# Looking for tub refinishing kits



## brushmonkey (Jan 4, 2010)

Hello, I hope Im doing this right. Can anyone recomend a decent brand tub & tile refinishing kit? spray on I guess....I usually dont deal with tubs etc. but Im trying to dump an investment property thats got a worked over shower with tiles/tub & need to "freshen" it up. Any tips?


----------



## Induspray (Dec 10, 2009)

All the kits are similar , they are an epoxy (cant comment on the kits for fiberglass tubs as they are probably different so make sure which one you are buying)

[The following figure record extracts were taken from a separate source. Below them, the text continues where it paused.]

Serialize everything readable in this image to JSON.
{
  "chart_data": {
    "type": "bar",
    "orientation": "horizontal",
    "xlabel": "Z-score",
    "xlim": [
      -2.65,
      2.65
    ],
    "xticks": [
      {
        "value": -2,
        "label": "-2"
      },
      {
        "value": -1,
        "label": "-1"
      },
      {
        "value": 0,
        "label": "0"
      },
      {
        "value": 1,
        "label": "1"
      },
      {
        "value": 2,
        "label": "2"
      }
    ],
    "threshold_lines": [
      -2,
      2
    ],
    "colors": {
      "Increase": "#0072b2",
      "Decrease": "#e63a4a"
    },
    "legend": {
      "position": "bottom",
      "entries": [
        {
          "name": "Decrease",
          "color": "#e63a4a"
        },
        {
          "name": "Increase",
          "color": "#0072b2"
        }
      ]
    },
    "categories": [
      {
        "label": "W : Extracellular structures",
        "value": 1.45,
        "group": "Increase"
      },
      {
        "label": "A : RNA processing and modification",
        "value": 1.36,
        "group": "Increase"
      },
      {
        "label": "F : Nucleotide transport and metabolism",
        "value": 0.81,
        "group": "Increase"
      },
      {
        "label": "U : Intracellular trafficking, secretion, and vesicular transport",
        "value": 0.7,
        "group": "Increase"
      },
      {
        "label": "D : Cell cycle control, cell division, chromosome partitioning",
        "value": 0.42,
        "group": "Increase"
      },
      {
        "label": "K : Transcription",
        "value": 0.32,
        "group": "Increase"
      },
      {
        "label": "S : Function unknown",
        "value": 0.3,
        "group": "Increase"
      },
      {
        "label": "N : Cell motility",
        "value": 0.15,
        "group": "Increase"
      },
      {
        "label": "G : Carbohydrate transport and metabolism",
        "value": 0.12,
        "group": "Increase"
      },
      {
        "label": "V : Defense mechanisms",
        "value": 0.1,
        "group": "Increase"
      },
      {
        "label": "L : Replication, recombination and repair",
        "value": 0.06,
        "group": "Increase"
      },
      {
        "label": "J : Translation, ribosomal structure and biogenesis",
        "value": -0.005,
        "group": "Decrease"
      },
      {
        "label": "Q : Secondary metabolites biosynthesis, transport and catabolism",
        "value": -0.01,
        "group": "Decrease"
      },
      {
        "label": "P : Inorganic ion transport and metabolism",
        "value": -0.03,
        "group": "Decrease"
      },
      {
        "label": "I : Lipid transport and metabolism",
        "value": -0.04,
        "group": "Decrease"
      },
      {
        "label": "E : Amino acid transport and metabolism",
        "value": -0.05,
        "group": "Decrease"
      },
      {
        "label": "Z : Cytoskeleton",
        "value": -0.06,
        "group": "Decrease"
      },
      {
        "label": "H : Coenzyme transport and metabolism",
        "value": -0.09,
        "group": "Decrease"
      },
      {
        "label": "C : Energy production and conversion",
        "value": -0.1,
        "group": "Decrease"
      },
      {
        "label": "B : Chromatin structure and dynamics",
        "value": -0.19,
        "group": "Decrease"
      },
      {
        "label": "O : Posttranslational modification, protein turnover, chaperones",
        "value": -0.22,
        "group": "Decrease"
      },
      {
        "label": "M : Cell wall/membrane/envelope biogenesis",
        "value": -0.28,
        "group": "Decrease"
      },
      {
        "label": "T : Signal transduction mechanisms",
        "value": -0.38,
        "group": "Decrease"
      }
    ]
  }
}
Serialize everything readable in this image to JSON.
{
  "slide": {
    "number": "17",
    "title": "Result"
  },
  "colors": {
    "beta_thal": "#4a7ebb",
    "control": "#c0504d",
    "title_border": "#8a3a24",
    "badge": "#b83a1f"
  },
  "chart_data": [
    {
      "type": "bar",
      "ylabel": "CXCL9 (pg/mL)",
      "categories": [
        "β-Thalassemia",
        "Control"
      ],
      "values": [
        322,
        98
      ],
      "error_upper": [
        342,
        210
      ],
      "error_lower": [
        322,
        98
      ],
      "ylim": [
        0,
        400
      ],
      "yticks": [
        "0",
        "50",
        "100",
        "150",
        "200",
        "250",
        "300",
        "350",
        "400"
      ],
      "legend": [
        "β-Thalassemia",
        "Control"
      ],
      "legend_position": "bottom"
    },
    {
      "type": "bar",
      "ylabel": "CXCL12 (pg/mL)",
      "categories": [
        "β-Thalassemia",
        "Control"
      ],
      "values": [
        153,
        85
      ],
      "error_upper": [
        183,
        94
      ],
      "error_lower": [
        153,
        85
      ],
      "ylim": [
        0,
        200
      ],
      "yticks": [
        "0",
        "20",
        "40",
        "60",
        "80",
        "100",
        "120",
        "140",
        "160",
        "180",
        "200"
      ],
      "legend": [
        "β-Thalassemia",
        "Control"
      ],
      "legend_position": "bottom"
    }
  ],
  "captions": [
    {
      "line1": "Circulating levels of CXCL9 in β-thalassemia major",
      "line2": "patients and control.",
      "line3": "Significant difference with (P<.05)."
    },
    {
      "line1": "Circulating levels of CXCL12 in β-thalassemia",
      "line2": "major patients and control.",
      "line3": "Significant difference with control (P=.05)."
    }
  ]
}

The most important thing is to make sure you follow the directions of cleaning and application including making sure the tub is 100% dry of water (the coating will fail anywhere you paint over moisture), use a hair dryer if you have to make sure it is dry. Pay attention to the recoat times (sand between coats) and make sure the temperature in the house is high enough as epoxies need the right temperature to chemically cure. Dont use the tub for 2 to 3 days after coating (again check the instructions), use it too soon and it will fail.

If you follow the directions you will be fine, lots of paint stores and DIY stores sell the refinishing kits. 

Good luck

FYI there are dozens of companies that specialize in refinishing tubs and they charge around $250 so keep that in mind.


----------



## MAK-Deco (Apr 17, 2007)

I thought xim made one, I used one years ago on an old claw foot tub, sprayed with my hvlp and look great.


----------



## [email protected] (Mar 1, 2008)

Prep Is KEY. Make sure to acid etch it. If the system calls for it. Other wise you can have massive failure. I did one And I hope never to do any more. Very nasty stuff to use I would put it right up there with Polene SP. I used XIMS system. 
David


----------



## Wolfgang (Nov 16, 2008)

Actually, I dont mind doing clawfoot tubs. I've been using the XIM product for a couple years now with a regular cup gun/compressor set-up. The've been good moneymakers for me and the homeowners seem to be impressed with the final product. Prep is the key.


----------